Verhandlungen stecken fest
Nach Olympia ist vor Olympia. Doch die Verhandlungen um die Übertragungsrechte für die Spiele 2018 bis 2024 stecken fest. Im Poker mit dem US-amerikanischen Rechteinhaber Discovery geht es seit Monaten nicht voran. Nicht ausgeschlossen, dass die Winterspiele in Pjöngjang/Südkorea 2018 und die Sommerspiele in Japan 2020 ohne Beteiligung der öffentlich-rechtlichen Sender stattfinden.
ARD und ZDF hatten zuletzt vor vier Jahren nach harten Verhandlungen ein Rechtepaket für die Spiele 2014 und 2016 erworben und dafür geschätzte 110 Millionen Euro bezahlt. Zuvor hatte das IOC damit gedroht, die Rechte an das Pay-TV zu veräußern. Am Ende kauften die deutschen Sender die Lizenzrechte zum ersten Mali direkt beim IOC – die Olympia-Bosse wollten das Paket für den deutschen Markt nicht mehr an die European Broadcasting Union (EBU) verkaufen.

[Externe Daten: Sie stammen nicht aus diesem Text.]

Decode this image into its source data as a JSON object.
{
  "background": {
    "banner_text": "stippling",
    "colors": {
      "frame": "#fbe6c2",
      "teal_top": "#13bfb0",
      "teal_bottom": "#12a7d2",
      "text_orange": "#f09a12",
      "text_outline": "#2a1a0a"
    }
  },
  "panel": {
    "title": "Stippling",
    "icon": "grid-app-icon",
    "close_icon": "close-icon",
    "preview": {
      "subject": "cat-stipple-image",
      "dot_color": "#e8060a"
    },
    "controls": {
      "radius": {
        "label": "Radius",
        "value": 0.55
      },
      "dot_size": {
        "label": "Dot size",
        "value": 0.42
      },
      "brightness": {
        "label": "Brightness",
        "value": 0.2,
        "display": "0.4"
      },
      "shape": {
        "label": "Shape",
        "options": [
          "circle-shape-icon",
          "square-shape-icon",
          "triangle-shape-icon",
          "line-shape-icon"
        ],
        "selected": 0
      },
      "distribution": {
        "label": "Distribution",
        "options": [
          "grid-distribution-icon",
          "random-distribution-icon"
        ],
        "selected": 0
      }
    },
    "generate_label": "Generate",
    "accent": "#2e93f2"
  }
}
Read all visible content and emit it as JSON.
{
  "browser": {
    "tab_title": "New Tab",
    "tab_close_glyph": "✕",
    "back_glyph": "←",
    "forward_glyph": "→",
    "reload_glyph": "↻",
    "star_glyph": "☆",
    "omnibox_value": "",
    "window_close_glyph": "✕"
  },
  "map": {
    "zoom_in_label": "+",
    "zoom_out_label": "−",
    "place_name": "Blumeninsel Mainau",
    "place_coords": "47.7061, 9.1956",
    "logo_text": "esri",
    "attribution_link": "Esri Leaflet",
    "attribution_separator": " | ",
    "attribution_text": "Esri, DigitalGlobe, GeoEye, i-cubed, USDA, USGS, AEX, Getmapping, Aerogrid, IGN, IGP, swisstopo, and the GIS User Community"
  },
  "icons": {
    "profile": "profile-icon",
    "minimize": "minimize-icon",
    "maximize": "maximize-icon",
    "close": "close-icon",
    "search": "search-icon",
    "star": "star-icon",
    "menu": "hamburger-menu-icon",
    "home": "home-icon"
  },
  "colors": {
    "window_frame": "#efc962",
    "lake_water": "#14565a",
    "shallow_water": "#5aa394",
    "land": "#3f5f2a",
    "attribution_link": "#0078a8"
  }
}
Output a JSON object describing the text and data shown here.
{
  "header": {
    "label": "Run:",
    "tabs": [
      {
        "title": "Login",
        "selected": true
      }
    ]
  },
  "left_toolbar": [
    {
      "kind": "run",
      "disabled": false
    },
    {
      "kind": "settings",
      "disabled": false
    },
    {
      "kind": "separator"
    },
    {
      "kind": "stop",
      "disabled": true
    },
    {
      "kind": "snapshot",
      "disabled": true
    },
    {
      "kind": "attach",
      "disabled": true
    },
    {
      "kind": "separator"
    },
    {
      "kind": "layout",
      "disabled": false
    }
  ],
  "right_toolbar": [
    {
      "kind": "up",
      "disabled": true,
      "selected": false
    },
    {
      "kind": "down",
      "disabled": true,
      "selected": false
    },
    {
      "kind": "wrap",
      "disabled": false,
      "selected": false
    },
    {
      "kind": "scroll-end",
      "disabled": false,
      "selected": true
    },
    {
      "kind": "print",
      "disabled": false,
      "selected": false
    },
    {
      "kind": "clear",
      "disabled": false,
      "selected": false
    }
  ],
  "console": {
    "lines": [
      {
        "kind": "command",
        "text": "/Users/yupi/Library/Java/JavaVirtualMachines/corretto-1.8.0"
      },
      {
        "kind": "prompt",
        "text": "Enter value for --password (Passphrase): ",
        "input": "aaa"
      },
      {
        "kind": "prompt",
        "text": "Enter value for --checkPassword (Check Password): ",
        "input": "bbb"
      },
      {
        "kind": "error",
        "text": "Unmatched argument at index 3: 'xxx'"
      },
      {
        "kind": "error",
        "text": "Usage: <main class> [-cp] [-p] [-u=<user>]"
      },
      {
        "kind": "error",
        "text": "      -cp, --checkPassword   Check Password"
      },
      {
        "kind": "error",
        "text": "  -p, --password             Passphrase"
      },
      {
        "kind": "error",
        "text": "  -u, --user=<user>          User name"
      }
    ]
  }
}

Jetzt haben ARD und ZDF es mit dem US-Medienkonzern Discovery zu tun. Der hatte sich 2015 in einer spektakulären Transaktion vom IOC die europäischen Rechte für die Spiele 2018 bis 2024 gesichert. Discovery betreibt unter anderem Eurosport sowie diverse Pay-TV-Kanäle. Aber das IOC schreibt vor, dass ein Großteil der Spiele im frei empfangbaren Fernsehen gezeigt wird. Die Ausstrahlung in einem Spartenkanal wie Eurosport erscheint ausgeschlossen – die hohen Rechtekosten wären auf diesem Wege faktisch nicht refinanzierbar. Genau darum verhandelt der Medienkonzern mit ARD und ZDF über Sublizenzen für den deutschen Markt.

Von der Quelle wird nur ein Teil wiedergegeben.